Das neu aufgelegte DFG-Forschungsprogramm erstreckt sich über sechs Jahre und wird mit insgesamt 10 Millionen Euro gefördert. Hierbei werden 15-20 Forschungseinrichtungen aus ganz Deutschland vernetzt, um in neue wissenschaftliche Gebiete vorzudringen, die von einzelnen Forschern nicht bewältigt werden könnten. Eine zentrale Frage ist, wie bei chemischen Reaktionen in begasten Flüssigkeitsströmungen die Reaktionspartner so zueinander gebracht werden können, dass möglichst nur hochwertige Stoffe entstehen. Mit diesen Grundlagen können künftig Prozesse mit geringerem Ressourcenverbrauch und verringerten Emissionen entwickelt werden.

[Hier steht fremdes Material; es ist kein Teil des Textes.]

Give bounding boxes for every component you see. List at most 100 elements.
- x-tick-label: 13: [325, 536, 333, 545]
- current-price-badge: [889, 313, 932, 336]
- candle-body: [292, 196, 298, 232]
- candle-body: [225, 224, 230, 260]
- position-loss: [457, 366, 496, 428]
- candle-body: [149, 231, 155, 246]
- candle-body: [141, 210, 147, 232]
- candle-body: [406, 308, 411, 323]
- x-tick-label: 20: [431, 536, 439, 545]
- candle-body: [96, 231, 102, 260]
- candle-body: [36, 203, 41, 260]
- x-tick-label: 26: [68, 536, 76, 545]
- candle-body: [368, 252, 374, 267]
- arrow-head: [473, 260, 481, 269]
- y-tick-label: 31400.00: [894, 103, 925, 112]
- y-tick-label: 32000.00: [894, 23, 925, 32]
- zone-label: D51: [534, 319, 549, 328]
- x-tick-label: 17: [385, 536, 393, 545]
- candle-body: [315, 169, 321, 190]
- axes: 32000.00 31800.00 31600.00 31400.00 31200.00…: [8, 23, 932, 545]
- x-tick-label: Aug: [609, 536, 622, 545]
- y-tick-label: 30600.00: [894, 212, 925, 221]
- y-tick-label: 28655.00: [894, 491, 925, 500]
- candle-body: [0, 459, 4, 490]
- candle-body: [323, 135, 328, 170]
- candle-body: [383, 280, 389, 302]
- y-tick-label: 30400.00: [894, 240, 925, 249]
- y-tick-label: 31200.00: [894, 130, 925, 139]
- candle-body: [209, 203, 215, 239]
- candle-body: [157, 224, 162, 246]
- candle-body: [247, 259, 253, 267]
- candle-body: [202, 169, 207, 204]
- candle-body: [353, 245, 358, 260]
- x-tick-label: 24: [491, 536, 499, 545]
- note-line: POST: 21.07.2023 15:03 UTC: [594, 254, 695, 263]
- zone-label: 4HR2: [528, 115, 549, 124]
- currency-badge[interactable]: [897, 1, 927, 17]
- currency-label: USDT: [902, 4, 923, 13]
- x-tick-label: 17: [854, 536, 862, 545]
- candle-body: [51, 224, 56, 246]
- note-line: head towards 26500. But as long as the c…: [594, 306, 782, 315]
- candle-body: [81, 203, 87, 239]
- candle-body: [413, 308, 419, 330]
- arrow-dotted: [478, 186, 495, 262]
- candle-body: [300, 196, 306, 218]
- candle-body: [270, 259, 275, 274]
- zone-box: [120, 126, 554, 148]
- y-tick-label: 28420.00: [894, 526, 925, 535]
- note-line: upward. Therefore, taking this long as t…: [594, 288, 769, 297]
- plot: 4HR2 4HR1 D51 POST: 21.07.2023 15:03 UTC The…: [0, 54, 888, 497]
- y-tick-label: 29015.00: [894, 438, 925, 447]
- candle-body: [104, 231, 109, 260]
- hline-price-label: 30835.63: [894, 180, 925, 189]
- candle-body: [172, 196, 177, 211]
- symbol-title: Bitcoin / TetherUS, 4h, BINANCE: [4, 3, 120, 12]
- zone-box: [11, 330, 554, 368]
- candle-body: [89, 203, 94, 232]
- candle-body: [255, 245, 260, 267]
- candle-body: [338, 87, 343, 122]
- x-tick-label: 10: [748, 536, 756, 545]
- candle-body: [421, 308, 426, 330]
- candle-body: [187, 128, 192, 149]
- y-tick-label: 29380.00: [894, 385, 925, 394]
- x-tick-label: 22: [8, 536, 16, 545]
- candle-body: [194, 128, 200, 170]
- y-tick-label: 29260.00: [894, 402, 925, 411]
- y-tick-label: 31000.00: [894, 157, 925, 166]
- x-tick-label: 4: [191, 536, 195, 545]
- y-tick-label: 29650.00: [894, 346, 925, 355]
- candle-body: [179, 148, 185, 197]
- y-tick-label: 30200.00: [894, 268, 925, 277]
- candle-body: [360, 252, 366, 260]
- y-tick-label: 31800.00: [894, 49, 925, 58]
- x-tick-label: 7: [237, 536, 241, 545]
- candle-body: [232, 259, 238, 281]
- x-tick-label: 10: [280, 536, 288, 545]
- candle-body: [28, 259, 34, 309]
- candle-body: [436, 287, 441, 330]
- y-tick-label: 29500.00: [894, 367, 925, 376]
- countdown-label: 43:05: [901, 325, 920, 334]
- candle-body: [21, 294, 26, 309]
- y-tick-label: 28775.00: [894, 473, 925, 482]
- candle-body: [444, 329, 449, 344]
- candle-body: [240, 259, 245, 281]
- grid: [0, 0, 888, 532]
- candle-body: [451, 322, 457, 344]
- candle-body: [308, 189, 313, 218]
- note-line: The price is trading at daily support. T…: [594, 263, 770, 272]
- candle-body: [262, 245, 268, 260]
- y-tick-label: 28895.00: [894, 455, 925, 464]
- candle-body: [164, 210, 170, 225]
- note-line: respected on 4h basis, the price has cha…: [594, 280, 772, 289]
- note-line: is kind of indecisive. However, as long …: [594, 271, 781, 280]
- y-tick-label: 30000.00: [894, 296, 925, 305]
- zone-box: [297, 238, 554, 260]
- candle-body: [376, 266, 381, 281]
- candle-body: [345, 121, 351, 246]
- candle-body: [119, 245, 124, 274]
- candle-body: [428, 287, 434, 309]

Initiiert wurde das neue Schwerpunktprogramm durch Akteure des ProcessNet Forschungsnetzwerks "Campus Blasensäulen", um Lücken im Grundlagenwissen zu schließen, die für industrielle Prozesse derzeit einen "Flaschenhals" darstellen. Zum Programmausschuss gehören ebenfalls Prof. Dieter Bothe vom Center of Smart Interfaces der TU Darmstadt, Prof. Ullrich Nieken, Leiter des Instituts für Chemische Verfahrenstechnik der Universität Stuttgart und Frau Prof. Herres-Pawlis vom Department für Chemie der Ludwig-Maximilians-Universität München.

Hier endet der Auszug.